Nog voor er computers waren
‘Mijn allereerste opdracht was een catalogus samenstellen van alle 16de en 17de-eeuwse portretten uit de collectie van het Prentenkabinet. Dat moest nog manueel natuurlijk, op basis van gestencilde fiches getypt met een typemachine. In die tijd waren er nog geen computers. Ik werd ook ingeschakeld bij een tentoonstelling over Arabische drukken. Als klassiek filoloog mocht ik vertalingen maken van de (Latijnse) inleiding van de boeken.’
‘Daarnaast stond ik in voor de leeszaal. De bezoekers stelden mij er heel uiteenlopende vragen: niet alleen over de boeken uit de bibliotheek, ook over de beelden die ze hadden gezien in het museum. Ik hielp hen zo goed ik kon, maar er was nog geen internet dus ik kon nergens op terugvallen natuurlijk. Het was dus telkens opnieuw zoeken. Dankzij die vragen heb ik de collectie leren kennen.’

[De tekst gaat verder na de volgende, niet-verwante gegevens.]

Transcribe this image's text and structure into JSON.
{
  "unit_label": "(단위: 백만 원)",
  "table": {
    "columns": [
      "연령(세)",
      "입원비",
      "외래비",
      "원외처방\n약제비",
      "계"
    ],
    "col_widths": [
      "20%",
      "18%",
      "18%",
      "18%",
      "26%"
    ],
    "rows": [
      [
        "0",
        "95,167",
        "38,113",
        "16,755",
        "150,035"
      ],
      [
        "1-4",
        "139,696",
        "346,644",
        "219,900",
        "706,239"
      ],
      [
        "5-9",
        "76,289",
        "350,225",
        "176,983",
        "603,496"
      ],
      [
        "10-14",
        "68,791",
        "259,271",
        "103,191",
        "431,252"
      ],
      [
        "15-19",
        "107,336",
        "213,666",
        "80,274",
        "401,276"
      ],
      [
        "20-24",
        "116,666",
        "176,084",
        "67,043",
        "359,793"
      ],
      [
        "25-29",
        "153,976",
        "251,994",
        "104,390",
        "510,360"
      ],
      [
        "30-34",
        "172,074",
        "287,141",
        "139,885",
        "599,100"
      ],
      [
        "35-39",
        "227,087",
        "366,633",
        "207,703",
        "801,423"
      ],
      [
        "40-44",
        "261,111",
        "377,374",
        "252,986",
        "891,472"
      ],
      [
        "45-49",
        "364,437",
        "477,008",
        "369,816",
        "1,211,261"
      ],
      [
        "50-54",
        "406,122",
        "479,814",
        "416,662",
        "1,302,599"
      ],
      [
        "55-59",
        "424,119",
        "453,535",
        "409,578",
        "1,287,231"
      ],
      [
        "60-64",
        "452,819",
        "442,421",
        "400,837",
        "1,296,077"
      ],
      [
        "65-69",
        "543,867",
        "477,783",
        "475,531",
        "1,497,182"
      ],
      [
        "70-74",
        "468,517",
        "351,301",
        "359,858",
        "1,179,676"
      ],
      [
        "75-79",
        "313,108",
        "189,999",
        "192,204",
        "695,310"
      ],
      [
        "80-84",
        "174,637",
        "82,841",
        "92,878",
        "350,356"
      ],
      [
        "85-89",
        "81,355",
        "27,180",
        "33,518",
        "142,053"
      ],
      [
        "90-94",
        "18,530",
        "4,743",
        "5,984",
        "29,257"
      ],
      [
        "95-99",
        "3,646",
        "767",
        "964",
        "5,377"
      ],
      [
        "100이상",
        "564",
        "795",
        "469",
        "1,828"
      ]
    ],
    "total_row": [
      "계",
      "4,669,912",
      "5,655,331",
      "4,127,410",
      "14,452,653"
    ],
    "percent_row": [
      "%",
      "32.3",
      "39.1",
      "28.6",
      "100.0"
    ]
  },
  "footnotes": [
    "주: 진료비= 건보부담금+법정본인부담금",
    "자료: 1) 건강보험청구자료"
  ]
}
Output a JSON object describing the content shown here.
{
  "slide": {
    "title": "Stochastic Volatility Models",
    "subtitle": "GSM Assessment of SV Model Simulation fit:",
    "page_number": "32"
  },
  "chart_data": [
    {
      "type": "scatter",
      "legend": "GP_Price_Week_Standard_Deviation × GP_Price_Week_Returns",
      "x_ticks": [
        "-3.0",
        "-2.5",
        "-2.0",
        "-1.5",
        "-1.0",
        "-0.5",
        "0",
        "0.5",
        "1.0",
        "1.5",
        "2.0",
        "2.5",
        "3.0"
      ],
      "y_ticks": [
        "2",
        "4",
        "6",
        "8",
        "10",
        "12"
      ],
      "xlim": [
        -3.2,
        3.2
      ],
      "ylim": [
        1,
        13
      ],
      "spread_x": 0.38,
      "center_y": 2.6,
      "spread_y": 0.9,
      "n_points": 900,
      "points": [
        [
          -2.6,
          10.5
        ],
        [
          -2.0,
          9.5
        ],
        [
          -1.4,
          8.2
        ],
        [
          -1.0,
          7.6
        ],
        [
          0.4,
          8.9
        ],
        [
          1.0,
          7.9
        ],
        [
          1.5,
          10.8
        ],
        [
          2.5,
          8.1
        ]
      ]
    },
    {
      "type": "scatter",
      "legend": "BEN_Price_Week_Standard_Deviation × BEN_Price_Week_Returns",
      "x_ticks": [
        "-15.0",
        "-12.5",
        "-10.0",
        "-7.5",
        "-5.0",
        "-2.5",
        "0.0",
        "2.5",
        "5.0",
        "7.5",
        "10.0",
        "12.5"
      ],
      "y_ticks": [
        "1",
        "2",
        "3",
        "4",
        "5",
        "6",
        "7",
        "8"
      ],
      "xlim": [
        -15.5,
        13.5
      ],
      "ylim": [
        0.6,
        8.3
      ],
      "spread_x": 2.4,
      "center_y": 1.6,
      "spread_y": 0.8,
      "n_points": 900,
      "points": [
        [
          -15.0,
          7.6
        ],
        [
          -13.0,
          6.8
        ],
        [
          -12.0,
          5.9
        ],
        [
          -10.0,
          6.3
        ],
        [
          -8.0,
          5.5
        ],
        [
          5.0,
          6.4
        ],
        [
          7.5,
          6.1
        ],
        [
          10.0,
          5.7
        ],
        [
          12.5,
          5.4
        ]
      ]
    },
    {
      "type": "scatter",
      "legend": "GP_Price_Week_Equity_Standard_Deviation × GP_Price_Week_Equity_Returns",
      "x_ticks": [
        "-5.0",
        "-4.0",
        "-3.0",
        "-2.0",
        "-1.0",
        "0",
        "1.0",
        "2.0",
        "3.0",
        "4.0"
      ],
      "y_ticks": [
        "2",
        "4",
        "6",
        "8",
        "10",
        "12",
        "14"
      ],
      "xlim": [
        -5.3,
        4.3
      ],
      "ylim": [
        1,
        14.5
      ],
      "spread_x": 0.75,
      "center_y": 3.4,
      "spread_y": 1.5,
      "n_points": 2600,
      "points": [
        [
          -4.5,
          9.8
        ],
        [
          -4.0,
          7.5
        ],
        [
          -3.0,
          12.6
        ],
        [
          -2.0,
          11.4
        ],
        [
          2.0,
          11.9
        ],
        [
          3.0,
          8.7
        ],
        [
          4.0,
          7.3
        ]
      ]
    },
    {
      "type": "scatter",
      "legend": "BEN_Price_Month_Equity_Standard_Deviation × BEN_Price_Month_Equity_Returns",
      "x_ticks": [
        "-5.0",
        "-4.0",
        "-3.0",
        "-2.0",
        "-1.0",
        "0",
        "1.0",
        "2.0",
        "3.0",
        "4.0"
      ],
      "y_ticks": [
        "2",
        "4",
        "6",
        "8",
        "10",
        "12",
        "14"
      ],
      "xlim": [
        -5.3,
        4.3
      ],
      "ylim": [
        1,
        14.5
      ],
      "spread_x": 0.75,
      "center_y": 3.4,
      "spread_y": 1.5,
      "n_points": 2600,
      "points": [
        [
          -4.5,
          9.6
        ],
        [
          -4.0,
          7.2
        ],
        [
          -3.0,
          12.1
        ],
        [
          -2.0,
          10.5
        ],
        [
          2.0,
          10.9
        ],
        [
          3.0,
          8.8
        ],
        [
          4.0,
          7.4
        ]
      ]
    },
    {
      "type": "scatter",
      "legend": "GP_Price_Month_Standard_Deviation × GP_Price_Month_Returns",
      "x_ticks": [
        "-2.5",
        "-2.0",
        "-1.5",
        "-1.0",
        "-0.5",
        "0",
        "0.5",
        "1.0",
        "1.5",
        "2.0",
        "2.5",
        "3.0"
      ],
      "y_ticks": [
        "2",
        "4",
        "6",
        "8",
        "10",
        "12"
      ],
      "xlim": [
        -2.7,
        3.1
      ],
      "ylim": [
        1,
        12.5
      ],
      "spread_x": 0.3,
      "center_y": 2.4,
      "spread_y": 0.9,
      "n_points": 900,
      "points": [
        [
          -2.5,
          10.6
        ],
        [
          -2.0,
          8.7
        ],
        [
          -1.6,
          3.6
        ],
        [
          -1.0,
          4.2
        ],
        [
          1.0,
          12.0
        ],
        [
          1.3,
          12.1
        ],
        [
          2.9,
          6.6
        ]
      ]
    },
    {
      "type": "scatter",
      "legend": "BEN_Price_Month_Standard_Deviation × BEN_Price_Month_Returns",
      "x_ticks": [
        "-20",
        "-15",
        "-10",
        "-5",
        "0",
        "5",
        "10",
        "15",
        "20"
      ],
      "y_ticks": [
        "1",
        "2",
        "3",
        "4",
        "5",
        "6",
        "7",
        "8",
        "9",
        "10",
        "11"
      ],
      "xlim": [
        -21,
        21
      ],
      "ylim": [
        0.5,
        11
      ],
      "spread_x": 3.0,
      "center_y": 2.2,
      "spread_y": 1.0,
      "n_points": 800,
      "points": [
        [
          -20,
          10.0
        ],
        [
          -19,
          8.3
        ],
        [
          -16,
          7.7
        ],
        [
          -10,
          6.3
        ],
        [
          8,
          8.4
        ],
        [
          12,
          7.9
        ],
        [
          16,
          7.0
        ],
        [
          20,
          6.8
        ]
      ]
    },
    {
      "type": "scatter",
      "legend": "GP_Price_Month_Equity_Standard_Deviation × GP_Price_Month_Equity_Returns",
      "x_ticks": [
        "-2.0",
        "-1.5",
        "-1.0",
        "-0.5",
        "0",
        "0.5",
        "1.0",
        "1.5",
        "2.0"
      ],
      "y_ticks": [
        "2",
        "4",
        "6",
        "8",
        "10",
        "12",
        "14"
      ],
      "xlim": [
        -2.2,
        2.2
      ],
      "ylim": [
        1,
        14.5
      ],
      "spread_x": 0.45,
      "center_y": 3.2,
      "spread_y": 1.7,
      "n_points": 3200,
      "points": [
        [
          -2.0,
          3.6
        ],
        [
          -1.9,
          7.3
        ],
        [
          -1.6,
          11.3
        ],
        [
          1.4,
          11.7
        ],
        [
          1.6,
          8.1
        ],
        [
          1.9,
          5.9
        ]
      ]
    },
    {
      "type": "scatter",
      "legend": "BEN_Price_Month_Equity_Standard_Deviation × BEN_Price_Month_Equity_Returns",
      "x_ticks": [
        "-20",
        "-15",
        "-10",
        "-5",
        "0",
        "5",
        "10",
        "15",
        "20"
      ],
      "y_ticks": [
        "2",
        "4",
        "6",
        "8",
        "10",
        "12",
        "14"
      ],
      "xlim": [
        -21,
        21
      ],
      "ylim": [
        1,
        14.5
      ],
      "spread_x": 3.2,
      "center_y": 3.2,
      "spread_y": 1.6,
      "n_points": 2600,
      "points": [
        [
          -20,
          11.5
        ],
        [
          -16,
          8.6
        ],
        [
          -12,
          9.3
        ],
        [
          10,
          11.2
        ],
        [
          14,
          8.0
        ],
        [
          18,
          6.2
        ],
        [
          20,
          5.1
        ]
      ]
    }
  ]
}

Boeken beschrijven in opzoeksystemen
‘In de leeszaal was ik verantwoordelijk voor de catalografie, de beschrijving van de boeken in het opzoeksysteem. Dat gebeurde in die tijd nog op aparte steekkaarten in fichebakken. Om nieuwe fiches te laten maken, moest je naar het Stadhuis waar de kaartjes in vijfvoud uit een grote machine rolden. Die moest ik in de bibliotheek weer klasseren op verschillende indexen. Een hele klus.’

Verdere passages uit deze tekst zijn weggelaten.